The Bureau of Alcohol, Tobacco, Firearms and Explosives is actually using two MDM solutions to manage its 2,500 iPhones, 300 iPads and 1,200 BlackBerrys said Walter Bigalow, chief of IT services management at ATF.

"The use cases determine how we use the MDMs in our environment," he said, adding that ATF uses a combination of Good and AirWatch.

The bureau is using Good's MDM solution when it needs to ensure that ATF information stays within the sandbox, which requires a complex passcode to access. Agents can use a simpler passcode just to get on and make a phone call, said Bigalow.

AirWatch--which requires a single, complex passcode--allows agents broader access into the iPhone to use third-party apps to take photos, GPS readings and send information back to the bureau through the enterprise case management system, he said.

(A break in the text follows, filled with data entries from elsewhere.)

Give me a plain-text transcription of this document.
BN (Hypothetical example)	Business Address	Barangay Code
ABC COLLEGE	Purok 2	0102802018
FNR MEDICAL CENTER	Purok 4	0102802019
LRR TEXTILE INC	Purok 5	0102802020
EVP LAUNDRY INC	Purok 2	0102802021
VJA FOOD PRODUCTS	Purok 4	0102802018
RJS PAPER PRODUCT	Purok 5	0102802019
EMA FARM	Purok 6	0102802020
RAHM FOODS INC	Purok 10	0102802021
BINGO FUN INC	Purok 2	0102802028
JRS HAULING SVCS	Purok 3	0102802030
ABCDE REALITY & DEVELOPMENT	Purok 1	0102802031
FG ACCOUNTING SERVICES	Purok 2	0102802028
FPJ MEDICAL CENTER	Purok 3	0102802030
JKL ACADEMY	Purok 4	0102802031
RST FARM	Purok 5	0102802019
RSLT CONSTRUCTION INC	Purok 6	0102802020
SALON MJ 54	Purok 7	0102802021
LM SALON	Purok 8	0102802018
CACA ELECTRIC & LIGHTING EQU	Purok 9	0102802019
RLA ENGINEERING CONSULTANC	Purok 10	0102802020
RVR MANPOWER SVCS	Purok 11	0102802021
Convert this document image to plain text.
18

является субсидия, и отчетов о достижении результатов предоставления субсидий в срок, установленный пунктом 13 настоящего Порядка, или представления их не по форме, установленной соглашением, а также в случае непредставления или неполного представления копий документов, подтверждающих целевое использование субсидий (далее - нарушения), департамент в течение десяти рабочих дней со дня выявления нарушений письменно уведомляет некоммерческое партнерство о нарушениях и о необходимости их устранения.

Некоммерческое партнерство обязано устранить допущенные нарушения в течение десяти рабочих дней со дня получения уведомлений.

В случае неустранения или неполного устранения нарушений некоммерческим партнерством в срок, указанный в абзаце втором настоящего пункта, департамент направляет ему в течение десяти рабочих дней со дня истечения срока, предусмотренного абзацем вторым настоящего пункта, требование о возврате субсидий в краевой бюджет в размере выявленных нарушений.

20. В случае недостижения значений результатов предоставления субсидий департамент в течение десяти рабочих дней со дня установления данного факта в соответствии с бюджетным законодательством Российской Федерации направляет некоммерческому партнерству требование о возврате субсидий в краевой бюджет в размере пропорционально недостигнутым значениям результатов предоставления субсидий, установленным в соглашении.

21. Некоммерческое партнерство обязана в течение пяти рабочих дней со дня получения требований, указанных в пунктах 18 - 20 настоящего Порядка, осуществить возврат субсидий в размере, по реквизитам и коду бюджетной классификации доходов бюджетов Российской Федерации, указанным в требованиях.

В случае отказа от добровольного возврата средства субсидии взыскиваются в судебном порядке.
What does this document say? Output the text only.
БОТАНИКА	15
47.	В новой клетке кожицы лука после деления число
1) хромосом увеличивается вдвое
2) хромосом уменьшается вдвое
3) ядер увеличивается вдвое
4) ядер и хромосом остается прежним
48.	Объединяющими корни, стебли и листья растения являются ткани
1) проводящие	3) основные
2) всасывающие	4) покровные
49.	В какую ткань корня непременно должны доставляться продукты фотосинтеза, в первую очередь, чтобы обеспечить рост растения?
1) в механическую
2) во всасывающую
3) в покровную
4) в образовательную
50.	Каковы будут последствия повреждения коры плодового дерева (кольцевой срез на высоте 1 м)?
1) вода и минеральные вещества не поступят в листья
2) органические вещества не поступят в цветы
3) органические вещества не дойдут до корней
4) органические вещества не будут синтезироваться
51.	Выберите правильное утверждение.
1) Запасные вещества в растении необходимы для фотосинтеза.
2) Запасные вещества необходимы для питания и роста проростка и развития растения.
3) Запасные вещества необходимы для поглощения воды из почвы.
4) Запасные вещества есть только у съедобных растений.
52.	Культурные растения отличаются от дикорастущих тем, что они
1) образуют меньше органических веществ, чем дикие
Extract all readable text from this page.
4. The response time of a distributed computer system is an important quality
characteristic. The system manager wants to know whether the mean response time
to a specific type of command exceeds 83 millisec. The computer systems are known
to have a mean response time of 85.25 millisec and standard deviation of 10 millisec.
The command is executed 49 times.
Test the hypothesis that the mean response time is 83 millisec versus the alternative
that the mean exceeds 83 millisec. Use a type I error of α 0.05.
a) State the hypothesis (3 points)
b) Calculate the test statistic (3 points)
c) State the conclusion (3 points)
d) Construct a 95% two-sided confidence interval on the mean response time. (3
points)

The bureau is "aggressively" exploring bring your own device, or BYOD, for agents and its established MDM strategy could make that process easier, said Bigelow.

Because NASA is using mopbile application management and has a "robust security infrastructure in place" it's already allowing BYOD, said Beverly. Employees are required to use their NASA credentials for authentication, when accessing an application, she said. However, users are limited to NASA's internal apps.

"Our CTO and CIO recognize there are other aspects of mobility that the users are going to want to utilize, and they're going to have to address a policy. We're in the throes of doing that now," said Beverly. "By September I do believe we'll have our first draft of that particular strategy."